NEWPORT — Pilots who keep their cool to save the lives of passengers in the most desperate aviation circumstances are sometimes hailed as heroes before getting hung out to dry like Mayor Dean Sawyer!
Sawyer has been singled-out for recall by a Newport attorney who claims the mayor’s flying record is reason enough to eject him. A retired cop in his second term as mayor, Sawyer crash-landed his disabled Cessna 172 on the beach July 7, 2019, expertly side-slipping scores of beachgoers who might otherwise have been crushed before setting down the half-ton airplane in a way that allowed the survival, with injuries, of all three people on board.
Sawyer was hailed by fellow aviators as “levelheaded” and “cool under pressure,” whereas a lesser pilot would have stalled the plane and killed everyone.
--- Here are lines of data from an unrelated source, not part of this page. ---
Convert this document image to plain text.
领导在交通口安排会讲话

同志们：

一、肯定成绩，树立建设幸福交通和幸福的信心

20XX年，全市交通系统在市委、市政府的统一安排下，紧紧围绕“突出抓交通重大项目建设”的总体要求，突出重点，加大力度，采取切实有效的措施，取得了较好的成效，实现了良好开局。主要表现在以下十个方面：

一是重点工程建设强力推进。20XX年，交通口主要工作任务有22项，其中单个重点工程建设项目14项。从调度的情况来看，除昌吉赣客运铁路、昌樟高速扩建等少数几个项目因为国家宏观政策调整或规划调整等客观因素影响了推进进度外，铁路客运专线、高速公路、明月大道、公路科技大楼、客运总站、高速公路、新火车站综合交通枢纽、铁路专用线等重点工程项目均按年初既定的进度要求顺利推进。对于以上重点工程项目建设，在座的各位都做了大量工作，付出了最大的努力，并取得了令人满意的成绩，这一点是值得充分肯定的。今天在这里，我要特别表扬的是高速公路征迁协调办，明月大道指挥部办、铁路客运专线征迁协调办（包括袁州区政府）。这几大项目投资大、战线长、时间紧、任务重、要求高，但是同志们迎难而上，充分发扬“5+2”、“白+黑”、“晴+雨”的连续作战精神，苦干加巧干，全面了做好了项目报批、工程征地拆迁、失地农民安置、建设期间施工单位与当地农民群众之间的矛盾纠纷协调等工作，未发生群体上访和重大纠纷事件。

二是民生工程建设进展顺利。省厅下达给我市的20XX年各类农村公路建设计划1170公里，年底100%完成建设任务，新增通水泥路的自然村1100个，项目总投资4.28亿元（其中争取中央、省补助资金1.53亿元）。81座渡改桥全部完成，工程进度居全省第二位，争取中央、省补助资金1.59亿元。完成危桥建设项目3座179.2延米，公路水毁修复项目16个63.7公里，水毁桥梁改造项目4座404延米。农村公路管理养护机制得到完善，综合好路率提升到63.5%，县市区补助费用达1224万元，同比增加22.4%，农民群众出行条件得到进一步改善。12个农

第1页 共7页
The general public, which often finds itself flying aboard commuter deathtraps in order to get anywhere, eagerly followed late-breaking reports and photos of the heroic landing.
Months later the National Transportation Safety Board, which did not actually visit the accident site, released an inconclusive opinion faulting Sawyer for probably running out of gas. The Federal Aviation Administration heaped more blame, issuing the aviator seven citations that were the civilian equivalents of a major traffic ticket and some equipment violations. The most serious charge was operating an aircraft “in a manner that resulted in an accident,” earning Sawyer a 200-day suspension of his pilot’s license in 2020. His license has since been reinstated.
The episode was reminiscent of United Airlines Flight 173, a DC-8 from Denver whose four engines quit over Portland, Ore., on Dec. 28, 1978, with my nephew and niece, ages 11 and 9, riding near the tail section. The only surprise of the night was that they were among 179 survivors in an expertly-flown crash landing by Captain Buddy McGroom, hailed in his hospital bed as a hero until he became the heel who ran out of gas.
“Just read the FAA report, it’s all there,” asserted Susan Reese Painter, a busy, Harvard-educated defense attorney who told me her case against Sawyer is to be found entirely in the pages of the FAA investigation. “The report is the reason for the recall.”
It was from that dry but squishy language that Painter concluded Sawyer “lacks the moral compass to be mayor” and “tarnishes the image of lawful respect and friendliness” she claims Newport is famous for, requiring us to overlook a growing mass of disgruntled tourist haters and an epidemic of car clouts. With Victorian indignation, Painter describes Sawyer as “cavalier” — just the kind of stinging political charge that might have sparked a 19th Century duel!
“His flagrant flaunting of federal safety requirements is even more egregious,” she poetically fumes in her petition, “because he is a former law enforcement officer ‘sworn to serve and protect our community.’”
According to election officials, Painter needs 776 signatures and has 90 days to circulate the petition, which would be a deadline of Oct. 5. If the petitioner takes the entire 90 days, the election would be held on Nov. 23. If the Mayor is recalled, there would be a vacancy in the office, and the Council can fill the vacancy by appointment of the majority of the remaining Councilors, making it all very Machiavellian.
Dean Sawyer told me it is a hard time to be mayor of Newport. The city is in serious peril with a dam that could fail, a water system on thin ice, and looming financial problems that he has vowed to fix “regardless of the political resistance or time it takes.” He faces stiff opposition to new taxes and wonders why, at this climactic moment, Painter wants to reopen the case like it was the Kennedy Assassination. He sounds hurt to be characterized as uncaring for defending his actions.
“They think I’m callous but I’m not,” he said. “I surrendered my license and didn’t challenge the suspension, though I had grounds to appeal.”
My theory is that most part-time pilots and their passengers are doomed, anyway, to a set number of flying hours and that fate can be averted only by selling the airplane or bailing out before the uncertain number is up. From hair-singeing experience as a flyer, professional skydiver and aviation writer who was routinely given the keys to new or sometimes dangerously experimental aircraft, I know two things: first, there is no such thing as a perfectly good airplane; and second, if anything happens, you as an adult passenger bear responsibility for crawling aboard an airplane in the first place.
Rather than suffer a recall, Newport residents should be grateful Dean Sawyer and his passengers are alive and on the mend. They have settled this case and moved on with their lives, and I think it would be right if the rest of us did, too.